Arachidonic acid 5-hydroperoxide
- Names: Preferred IUPAC name (5S,6E,8Z,11Z,14Z)-5-Hydroperoxyicosa-6,8,11,14-tetraenoic acid

Identifiers
- CAS Number: 74581-83-2;
- 3D model (JSmol): Interactive image;
- ChemSpider: 4446295;
- IUPHAR/BPS: 2483;
- MeSH: Arachidonic+acid+5-hydroperoxide
- PubChem CID: 5280778;
- UNII: 6MV82L5BWU;
- CompTox Dashboard (EPA): DTXSID701017279 ;

Properties
- Chemical formula: C_{20}H_{32}O_{4}
- Molar mass: 336.466 g/mol

= Arachidonic acid 5-hydroperoxide =

Arachidonic acid 5-hydroperoxide (5-hydroperoxyeicosatetraenoic acid, 5-HPETE) is an intermediate in the metabolism of arachidonic acid by the ALOX5 enzyme in humans or Alox5 enzyme in other mammals.
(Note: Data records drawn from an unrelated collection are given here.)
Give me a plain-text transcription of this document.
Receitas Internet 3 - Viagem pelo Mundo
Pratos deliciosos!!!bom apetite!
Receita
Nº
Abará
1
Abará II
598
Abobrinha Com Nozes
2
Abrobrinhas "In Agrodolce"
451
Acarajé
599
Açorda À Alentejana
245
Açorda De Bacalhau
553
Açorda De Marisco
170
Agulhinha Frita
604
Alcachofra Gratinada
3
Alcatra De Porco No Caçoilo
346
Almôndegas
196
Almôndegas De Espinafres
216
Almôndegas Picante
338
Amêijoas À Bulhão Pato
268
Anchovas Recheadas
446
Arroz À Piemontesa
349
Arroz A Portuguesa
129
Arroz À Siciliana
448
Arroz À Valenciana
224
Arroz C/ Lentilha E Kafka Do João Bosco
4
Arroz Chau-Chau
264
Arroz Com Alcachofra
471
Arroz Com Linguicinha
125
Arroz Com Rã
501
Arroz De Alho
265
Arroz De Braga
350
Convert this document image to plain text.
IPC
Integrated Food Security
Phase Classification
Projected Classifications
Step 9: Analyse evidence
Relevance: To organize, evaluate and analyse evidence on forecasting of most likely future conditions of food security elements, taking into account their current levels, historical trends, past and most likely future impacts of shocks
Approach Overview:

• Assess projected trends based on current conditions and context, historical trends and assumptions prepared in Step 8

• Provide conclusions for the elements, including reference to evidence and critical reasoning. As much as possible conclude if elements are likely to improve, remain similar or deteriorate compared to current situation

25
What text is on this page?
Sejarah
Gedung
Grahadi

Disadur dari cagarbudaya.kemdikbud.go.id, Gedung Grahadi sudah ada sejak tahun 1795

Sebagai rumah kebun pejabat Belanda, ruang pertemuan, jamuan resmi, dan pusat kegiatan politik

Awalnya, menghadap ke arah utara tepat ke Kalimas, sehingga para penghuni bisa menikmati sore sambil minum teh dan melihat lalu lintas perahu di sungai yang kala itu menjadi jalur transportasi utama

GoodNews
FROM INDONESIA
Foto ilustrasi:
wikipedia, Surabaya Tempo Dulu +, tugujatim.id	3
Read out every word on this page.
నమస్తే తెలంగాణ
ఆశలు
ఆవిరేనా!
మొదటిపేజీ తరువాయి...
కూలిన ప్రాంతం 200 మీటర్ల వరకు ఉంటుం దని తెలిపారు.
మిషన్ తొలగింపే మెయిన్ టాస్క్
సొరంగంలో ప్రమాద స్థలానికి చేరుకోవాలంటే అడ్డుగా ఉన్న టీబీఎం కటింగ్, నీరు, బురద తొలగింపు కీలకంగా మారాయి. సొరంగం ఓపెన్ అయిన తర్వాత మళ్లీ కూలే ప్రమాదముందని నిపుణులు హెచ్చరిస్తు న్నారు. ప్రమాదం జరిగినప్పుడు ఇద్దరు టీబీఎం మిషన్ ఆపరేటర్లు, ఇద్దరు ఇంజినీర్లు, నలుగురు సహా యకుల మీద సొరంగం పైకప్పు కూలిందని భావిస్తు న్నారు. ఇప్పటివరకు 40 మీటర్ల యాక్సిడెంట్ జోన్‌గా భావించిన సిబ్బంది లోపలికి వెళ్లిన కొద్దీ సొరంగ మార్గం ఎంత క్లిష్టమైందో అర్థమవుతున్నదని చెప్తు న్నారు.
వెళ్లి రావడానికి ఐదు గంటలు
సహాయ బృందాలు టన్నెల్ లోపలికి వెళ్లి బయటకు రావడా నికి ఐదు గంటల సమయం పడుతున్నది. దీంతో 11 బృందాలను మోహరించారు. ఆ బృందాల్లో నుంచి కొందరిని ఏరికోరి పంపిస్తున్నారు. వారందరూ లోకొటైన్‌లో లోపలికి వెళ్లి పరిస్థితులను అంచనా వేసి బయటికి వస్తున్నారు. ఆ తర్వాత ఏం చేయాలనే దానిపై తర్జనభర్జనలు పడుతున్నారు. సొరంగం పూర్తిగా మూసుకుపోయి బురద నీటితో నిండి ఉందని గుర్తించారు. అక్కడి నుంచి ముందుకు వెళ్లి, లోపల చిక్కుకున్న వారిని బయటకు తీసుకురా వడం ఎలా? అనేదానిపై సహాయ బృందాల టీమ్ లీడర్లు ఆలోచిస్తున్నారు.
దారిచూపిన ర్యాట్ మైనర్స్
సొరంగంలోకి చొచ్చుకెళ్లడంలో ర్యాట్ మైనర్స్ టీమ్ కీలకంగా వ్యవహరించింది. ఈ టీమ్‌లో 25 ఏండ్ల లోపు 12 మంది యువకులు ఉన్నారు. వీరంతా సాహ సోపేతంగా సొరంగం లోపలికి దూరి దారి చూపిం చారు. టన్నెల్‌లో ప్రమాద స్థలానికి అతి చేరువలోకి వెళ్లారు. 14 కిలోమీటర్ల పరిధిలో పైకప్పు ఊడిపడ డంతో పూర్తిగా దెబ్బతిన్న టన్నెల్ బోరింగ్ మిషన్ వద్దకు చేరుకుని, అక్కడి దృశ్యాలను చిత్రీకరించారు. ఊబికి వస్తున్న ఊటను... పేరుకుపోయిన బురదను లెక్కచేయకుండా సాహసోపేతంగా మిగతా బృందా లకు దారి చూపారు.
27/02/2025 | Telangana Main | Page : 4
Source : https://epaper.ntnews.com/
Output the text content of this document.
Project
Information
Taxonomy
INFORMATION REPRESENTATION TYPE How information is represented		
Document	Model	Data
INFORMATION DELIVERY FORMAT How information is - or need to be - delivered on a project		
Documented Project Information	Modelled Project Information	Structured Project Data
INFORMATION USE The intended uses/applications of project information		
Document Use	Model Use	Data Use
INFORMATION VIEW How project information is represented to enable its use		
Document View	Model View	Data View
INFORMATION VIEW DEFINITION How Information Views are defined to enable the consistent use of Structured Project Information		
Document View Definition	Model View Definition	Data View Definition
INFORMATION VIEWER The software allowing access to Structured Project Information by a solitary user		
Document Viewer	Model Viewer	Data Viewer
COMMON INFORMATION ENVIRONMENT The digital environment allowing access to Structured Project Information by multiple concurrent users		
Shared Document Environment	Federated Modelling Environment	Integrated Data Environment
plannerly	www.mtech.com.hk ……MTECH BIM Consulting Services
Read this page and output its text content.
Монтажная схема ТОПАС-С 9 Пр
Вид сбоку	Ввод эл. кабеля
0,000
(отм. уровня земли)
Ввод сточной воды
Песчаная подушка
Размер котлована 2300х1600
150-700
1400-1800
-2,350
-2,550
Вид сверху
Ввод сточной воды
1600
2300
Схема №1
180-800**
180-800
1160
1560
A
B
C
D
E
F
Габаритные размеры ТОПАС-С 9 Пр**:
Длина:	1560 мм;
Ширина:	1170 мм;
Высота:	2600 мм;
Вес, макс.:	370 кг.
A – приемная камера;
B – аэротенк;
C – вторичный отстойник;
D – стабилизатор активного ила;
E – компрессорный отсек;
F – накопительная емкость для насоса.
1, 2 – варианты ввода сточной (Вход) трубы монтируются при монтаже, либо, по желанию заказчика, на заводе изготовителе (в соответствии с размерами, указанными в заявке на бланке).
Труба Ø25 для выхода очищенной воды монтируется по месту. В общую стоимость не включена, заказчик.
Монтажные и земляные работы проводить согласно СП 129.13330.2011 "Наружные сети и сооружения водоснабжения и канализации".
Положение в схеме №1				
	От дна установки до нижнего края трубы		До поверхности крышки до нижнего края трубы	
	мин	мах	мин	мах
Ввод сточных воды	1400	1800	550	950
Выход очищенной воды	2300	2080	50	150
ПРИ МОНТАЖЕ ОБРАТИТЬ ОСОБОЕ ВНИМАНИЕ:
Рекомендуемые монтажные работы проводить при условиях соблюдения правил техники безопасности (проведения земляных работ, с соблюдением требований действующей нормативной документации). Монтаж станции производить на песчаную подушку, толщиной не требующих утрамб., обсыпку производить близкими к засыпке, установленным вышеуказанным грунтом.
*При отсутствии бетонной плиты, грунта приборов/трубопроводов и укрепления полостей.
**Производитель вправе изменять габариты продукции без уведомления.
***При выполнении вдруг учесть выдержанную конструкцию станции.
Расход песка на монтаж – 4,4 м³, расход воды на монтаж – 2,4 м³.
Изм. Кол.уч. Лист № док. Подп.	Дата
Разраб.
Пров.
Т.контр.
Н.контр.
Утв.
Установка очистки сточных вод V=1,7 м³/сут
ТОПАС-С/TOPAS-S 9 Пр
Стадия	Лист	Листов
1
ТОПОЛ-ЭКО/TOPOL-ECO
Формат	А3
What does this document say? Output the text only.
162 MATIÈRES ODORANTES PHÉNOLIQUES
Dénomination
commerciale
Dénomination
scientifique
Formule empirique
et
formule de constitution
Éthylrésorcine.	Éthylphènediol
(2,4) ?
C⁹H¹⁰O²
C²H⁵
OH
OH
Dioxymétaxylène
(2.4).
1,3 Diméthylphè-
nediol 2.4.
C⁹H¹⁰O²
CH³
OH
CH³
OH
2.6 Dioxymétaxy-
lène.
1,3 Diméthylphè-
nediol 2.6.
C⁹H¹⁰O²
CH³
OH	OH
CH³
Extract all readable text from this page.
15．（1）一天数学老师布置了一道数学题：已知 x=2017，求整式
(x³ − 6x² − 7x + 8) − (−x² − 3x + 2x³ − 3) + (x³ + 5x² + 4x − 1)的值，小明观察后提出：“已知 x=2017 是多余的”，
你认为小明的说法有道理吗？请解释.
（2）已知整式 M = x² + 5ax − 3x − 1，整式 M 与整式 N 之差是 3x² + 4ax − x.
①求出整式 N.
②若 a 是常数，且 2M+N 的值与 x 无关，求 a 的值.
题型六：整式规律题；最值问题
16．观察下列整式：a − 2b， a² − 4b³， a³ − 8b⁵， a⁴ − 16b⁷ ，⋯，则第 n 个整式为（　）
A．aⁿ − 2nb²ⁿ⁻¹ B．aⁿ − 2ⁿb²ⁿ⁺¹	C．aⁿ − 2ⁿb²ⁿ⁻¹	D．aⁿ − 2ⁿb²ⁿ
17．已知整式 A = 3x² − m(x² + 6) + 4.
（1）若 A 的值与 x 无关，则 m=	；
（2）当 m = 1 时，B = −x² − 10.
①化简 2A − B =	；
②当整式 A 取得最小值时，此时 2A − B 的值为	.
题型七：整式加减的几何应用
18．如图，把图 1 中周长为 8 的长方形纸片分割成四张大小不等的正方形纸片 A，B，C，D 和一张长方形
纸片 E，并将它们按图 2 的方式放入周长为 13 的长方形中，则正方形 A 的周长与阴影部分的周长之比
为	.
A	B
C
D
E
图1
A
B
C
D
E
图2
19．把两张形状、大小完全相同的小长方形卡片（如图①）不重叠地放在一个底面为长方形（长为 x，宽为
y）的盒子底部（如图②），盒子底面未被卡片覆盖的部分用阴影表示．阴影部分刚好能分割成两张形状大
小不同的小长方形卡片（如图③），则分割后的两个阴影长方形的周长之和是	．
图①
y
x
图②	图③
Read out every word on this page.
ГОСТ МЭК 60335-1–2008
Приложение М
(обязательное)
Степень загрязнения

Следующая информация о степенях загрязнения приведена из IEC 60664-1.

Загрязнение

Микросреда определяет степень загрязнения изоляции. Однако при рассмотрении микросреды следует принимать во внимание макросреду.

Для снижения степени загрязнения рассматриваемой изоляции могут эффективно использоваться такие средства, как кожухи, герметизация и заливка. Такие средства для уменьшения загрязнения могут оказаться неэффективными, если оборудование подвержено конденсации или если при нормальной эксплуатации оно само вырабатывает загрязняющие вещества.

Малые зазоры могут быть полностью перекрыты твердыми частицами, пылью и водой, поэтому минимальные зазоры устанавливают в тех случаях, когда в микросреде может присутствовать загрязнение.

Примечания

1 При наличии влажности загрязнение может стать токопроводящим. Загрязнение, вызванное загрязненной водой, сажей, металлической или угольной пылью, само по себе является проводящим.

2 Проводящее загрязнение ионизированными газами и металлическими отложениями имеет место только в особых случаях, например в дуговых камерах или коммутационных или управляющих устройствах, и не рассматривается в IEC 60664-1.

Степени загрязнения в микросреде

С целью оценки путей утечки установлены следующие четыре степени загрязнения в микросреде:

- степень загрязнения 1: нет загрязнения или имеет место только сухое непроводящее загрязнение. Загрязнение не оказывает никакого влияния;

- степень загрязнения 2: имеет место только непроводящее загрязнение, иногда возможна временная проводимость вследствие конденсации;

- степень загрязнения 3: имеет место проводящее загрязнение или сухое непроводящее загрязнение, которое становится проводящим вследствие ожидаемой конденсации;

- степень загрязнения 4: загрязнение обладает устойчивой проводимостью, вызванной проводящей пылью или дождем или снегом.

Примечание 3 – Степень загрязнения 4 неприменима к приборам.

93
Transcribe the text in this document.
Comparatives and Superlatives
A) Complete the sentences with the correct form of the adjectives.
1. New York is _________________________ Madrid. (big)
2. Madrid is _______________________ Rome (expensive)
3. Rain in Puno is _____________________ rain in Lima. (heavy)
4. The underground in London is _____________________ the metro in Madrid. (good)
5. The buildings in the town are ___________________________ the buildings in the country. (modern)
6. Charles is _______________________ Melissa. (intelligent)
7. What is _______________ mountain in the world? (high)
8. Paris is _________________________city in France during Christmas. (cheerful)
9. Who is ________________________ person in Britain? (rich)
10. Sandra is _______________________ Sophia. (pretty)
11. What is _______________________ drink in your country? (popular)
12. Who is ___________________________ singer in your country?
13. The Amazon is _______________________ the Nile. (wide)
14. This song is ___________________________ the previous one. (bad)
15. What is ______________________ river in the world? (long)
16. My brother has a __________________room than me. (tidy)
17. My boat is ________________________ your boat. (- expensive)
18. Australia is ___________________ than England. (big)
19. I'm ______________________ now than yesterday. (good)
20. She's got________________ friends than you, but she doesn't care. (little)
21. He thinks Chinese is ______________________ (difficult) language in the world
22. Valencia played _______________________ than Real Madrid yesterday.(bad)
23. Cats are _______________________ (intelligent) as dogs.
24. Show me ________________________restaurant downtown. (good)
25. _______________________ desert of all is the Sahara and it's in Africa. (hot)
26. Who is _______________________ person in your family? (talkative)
The intermediate is then further metabolized to: a) leukotriene A4 which is then metabolized to the chemotactic factor for leukocytes, leukotriene B4, or to contractors of lung airways, leukotriene C4, leukotriene D4, and leukotriene E4; b) the leukocyte chemotactic factors, 5-hydroxyicosatetraenoic acid and 5-oxo-eicosatetraenoic acid; or c) the specialized pro-resolving mediators of inflammation, lipoxin A4 and lipoxin B4.

Eicosanoid synthesis

== NK Cell Signaling ==

The 5-LOX catalyzed product, 5-HPETE, is capable of restoring a suppressed macrophages only when the natural killer cell activity becomes deactivated. Fatty acids typically weaken some pro-inflammatory mechanism driven by arachidonic acid. When Eicosapentaenoic acid (EPA), a omega-3 fatty acid, competes with arachidonic acid for the enzyme binding sites, less arachidonic acid derivatives are produce. In this case, macrophage failed to activate NK cells. Studies have found that by adding 5-HPETE to the EPA-suppressed macrophages in rats will remove and replace EPA from 5-LOX binding site to restore the function of its ability to activate the NK cell signaling.